Investing in Internal Revenue Service modernization and enforcement improvements could generate additional federal revenue, the U.S. Treasury Department said Tuesday.
Treasury now estimates that an $80 billion investment could yield up to $561 billion in revenue over the next decade due to an increased ability to collect overdue and unpaid taxes. This is a significant increase from the previous estimate of $390 billion.
The increase in estimated revenue is attributed to improvements in IRS technology, operations and enforcement capabilities funded through the Inflation Reduction Act of August 2022.
The changes are designed to improve voluntary tax compliance. Compliance is one of the biggest issues facing the IRS, as the tax gap — the difference between taxes owed and taxes paid — has grown to $600 billion annually, according to the agency.
The Treasury’s increased revenue estimates come at an important time. The Senate is considering expensive border security legislation that includes aid to Ukraine and Israel.
Last year House Republicans incorporated a $1.4 billion reduction in IRS funding as part of a debt ceiling and budget cuts package passed by Congress. Another $20 billion from the agency was used to offset increases elsewhere in the federal budget.
National Economic Adviser Lael Brainard stressed the necessity to support the Internal Revenue Service if the U.S. is to reduce the federal deficit.
“This analysis demonstrates that President Biden’s investment in rebuilding the IRS will reduce the deficit by hundreds of billions of dollars by making the wealthy and big corporations pay the taxes they owe,” Brainard said in a statement.
“Congressional Republicans’ efforts to cut IRS funding show that they prioritize letting the wealthiest Americans and big corporations evade their taxes over cutting the deficit,” he said.

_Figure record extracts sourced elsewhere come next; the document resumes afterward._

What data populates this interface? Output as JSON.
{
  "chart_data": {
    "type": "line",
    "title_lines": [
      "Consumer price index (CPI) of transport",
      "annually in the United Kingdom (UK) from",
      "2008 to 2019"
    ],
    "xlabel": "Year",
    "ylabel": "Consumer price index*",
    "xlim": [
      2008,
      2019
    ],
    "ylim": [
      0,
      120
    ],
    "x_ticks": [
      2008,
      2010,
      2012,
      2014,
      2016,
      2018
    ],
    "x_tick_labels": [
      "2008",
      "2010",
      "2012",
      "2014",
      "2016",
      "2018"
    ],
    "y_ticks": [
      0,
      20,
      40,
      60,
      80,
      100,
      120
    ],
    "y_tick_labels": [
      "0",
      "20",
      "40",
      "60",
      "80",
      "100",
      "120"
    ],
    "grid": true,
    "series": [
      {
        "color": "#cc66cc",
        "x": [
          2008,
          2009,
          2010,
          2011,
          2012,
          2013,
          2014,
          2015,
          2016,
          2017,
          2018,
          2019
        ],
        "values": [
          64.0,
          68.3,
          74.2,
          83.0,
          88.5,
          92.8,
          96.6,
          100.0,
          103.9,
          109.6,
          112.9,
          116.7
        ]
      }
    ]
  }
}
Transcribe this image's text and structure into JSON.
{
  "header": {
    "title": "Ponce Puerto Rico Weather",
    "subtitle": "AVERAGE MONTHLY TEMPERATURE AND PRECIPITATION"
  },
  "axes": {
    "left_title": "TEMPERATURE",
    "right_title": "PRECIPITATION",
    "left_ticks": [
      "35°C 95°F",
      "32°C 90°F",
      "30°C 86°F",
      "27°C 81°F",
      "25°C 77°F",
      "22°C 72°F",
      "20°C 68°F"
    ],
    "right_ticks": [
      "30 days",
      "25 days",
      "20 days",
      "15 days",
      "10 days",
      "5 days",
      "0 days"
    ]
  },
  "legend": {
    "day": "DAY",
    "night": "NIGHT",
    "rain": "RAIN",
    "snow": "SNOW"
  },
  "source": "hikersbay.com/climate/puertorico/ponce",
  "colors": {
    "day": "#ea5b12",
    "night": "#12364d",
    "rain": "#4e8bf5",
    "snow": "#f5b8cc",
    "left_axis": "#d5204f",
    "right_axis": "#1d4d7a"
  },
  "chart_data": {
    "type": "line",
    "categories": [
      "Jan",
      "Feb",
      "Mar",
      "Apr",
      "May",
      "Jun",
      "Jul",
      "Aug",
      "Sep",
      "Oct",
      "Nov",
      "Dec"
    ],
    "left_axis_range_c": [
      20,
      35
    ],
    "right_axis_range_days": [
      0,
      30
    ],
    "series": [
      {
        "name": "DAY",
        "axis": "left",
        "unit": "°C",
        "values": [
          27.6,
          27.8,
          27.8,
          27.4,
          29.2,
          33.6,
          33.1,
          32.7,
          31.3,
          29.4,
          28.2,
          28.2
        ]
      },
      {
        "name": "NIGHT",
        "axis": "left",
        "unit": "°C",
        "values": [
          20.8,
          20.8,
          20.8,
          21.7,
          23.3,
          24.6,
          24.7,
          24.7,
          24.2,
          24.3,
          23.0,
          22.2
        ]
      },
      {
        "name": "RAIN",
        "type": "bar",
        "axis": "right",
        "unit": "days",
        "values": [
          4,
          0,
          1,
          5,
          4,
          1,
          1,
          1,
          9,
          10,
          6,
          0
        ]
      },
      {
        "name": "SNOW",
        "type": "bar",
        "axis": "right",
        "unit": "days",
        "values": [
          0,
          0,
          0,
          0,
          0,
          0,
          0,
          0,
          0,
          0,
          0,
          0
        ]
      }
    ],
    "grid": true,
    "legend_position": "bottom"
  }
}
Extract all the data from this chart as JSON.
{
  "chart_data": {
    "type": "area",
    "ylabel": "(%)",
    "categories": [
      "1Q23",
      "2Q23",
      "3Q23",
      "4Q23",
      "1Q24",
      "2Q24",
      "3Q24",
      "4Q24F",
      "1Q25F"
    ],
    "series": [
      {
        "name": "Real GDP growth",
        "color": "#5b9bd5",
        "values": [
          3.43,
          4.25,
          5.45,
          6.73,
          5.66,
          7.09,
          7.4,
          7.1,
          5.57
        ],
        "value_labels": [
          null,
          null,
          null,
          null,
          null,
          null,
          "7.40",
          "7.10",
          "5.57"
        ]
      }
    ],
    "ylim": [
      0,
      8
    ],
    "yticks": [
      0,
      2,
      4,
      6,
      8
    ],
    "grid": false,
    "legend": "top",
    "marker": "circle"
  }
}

Treasury’s Deputy Assistant Secretary for Tax Analysis Greg Leiserson says the audit rate of millionaires fell by more than 70% from 2010 to 2019, with the audit rate for large corporations falling by more than 50%. The additional IRS funding is intended to help combat this trend.
The Republican chairman of the House Ways and Means Committee, Jason Smith, said in a statement that the report “calls for even more IRS funding, uses pie-in-the-sky numbers, all without being straightforward about where the burdens of massive new enforcement efforts will fall.”
Some information for this report came from The Associated Press and Reuters.